といっても、昼食をとった場所の一階にある場所なのだが。
「かなりたくさんあるみたいだな」
「うん」
伏野と戌走はあたりを見渡しながら言った。
このお土産屋ではクラスも班も関係なく動いていいと、教師から言われていた。
そのため。
「ふ、伏野くん、戌走さん!」
と、そう言って伏野達の近くにやってきた違うクラスの荒井と合流することになっていた。

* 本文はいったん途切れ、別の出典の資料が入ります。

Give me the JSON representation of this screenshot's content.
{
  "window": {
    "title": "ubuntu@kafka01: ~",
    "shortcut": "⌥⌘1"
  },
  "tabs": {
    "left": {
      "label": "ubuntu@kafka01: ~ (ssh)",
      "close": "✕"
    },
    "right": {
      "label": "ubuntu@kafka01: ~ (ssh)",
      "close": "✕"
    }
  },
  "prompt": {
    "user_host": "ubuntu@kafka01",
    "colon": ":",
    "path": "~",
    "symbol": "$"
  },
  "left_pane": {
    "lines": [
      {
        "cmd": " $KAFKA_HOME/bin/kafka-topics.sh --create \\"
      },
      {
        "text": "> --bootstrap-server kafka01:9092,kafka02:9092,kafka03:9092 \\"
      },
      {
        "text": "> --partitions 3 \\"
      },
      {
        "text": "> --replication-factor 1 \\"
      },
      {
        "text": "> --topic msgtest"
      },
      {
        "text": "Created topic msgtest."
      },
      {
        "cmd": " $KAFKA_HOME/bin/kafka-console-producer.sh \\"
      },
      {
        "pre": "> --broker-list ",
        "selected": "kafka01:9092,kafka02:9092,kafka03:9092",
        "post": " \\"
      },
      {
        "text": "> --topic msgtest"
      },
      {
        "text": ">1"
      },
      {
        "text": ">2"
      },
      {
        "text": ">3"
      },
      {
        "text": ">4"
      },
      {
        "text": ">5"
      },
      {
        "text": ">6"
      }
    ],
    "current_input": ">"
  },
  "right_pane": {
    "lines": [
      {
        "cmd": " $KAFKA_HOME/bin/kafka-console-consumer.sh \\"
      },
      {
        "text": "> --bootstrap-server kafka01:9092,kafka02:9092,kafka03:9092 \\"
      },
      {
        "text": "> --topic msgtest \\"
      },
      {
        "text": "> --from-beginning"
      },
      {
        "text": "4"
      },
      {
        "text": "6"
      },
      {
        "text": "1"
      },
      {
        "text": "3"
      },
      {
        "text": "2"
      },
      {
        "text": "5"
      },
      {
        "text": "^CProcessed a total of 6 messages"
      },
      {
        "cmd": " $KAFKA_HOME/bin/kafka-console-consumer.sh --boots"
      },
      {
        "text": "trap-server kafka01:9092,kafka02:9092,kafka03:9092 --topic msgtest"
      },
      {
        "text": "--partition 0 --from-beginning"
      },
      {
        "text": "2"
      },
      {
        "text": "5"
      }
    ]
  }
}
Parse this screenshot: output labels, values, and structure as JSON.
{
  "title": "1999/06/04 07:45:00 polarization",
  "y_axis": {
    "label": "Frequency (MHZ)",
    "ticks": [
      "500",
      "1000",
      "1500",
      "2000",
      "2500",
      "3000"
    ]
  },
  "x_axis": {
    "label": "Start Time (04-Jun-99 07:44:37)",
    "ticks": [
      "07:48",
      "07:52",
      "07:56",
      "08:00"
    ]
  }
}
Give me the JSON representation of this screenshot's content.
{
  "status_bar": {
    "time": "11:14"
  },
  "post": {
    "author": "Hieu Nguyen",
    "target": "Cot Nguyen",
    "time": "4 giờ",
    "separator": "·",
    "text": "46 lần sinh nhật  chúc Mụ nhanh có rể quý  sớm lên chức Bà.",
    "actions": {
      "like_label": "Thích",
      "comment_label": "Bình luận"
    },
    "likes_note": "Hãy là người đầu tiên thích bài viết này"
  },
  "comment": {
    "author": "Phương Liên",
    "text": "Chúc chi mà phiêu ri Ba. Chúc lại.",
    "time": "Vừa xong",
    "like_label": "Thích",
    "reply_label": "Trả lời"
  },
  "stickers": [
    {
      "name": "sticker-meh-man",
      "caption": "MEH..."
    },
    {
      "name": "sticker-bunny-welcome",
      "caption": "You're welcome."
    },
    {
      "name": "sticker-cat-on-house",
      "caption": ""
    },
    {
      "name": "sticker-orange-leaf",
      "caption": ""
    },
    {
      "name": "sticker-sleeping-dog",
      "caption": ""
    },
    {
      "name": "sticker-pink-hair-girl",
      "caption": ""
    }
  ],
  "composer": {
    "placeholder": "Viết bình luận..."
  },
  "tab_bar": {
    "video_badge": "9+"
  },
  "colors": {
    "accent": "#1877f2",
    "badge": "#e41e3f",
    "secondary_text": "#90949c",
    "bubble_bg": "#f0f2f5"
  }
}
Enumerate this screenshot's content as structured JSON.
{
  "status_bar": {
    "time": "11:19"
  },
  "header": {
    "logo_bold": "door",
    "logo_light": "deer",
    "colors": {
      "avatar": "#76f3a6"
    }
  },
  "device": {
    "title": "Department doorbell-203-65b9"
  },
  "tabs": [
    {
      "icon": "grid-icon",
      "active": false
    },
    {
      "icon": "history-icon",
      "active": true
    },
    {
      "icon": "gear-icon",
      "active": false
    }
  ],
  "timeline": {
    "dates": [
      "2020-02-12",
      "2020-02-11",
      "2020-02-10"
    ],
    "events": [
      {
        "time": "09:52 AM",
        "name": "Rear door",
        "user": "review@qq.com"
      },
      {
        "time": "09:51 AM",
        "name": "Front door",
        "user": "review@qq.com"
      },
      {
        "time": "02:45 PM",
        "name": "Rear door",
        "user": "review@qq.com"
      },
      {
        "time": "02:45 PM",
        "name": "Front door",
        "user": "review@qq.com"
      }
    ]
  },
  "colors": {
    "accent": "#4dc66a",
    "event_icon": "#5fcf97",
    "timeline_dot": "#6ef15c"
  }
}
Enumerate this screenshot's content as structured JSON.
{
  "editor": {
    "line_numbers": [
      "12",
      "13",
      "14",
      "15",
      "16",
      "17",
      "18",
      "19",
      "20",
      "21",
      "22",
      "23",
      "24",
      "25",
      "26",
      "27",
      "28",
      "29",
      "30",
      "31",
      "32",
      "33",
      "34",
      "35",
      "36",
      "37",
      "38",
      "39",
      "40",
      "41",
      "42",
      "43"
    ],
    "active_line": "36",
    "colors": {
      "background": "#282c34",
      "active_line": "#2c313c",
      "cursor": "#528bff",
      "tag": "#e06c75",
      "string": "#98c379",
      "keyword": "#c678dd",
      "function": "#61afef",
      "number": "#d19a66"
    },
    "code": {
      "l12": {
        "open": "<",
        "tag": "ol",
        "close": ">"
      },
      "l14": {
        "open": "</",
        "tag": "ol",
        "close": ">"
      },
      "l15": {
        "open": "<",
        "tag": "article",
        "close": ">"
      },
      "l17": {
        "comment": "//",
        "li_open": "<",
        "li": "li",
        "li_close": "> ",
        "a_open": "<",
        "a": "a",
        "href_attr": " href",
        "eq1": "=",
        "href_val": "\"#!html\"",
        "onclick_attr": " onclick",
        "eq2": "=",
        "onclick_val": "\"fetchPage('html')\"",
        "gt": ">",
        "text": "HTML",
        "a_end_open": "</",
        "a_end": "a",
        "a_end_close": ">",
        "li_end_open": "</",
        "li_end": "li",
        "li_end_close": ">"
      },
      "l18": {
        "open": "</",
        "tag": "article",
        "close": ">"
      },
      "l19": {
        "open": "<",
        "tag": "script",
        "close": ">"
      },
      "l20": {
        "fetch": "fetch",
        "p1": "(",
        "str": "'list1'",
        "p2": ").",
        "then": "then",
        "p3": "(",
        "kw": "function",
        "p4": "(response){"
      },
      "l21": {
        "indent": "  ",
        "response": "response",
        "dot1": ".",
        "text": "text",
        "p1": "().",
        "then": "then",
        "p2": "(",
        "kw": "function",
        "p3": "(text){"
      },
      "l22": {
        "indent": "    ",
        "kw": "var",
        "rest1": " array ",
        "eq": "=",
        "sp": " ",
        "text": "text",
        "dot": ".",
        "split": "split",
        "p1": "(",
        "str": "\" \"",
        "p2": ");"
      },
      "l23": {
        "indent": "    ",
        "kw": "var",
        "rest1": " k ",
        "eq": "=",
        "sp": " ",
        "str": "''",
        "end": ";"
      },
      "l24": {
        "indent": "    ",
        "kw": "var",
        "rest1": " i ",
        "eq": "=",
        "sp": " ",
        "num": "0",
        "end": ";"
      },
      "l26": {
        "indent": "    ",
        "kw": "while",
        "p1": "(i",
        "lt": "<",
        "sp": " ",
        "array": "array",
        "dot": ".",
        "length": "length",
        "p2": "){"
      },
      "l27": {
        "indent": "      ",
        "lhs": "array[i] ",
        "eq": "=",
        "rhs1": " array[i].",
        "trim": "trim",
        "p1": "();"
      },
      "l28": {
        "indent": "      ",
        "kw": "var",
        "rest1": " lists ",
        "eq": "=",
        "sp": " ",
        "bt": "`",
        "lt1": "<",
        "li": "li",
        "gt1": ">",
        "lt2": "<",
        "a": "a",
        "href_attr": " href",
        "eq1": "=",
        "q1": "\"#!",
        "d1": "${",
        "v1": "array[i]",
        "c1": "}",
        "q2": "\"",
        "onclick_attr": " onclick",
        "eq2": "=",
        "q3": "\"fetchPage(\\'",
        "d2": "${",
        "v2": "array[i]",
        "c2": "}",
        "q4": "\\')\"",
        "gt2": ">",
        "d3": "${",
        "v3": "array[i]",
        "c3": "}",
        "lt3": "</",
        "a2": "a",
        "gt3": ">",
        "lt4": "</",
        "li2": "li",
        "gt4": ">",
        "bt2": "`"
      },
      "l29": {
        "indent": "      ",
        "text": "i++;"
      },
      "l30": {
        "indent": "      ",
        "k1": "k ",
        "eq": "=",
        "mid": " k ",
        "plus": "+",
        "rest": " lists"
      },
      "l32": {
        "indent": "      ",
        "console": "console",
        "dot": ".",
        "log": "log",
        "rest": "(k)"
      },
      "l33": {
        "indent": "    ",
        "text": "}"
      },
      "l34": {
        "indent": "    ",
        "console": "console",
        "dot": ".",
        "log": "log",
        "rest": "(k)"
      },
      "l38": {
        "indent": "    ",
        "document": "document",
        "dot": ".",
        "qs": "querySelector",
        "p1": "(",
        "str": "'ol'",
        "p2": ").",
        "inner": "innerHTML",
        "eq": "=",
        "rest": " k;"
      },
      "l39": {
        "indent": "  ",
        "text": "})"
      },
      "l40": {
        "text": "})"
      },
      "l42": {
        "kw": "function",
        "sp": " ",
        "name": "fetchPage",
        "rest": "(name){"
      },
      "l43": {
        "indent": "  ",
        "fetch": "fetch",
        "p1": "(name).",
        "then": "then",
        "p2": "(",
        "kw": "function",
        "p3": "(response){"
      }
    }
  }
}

「天音ちゃん!日曜日に会ったのに、なんか久しぶりに会った気がする!」
「う、うん。私もそんな感じするかも」
「だよね!とりあえず、三人で一緒に回ろ!!」
戌走はそう言うと、伏野と戌走と荒井の三人は一緒にお土産屋の中を歩きはじめた。
少し歩いた後、荒井が話を切り出してきた。
「そ、そういえば。戌走さん達、大丈夫だった?な、なんかさっきの登山で、迷ったって先生が噂してたけど……」
と、荒井はそう言いながら、戌走達の顔をチラリと伺うと、戌走が沈んだ顔をしているのが目に入った。
え?、と荒井が戸惑っていると、伏野が戌走の頭をポンポンと叩きながら。
「戌走は自分のせいで遅れたって勘違いして、割と気持ちが沈んでいるからあまりその話に触れてやるのはやめてやってくれ」
「あ、ご、ごめんなさい!私、そんなの気が付かなくて!」
「良いって良いって、こいつもこんなことで落ち込んでいるけど、あまり気にすることじゃねーから」
と、伏野は言うと、荒井はうなづいた。
そして、五分後。戌走は元に戻り、三人はいつも通りの雰囲気でお土産選びを楽しんだ。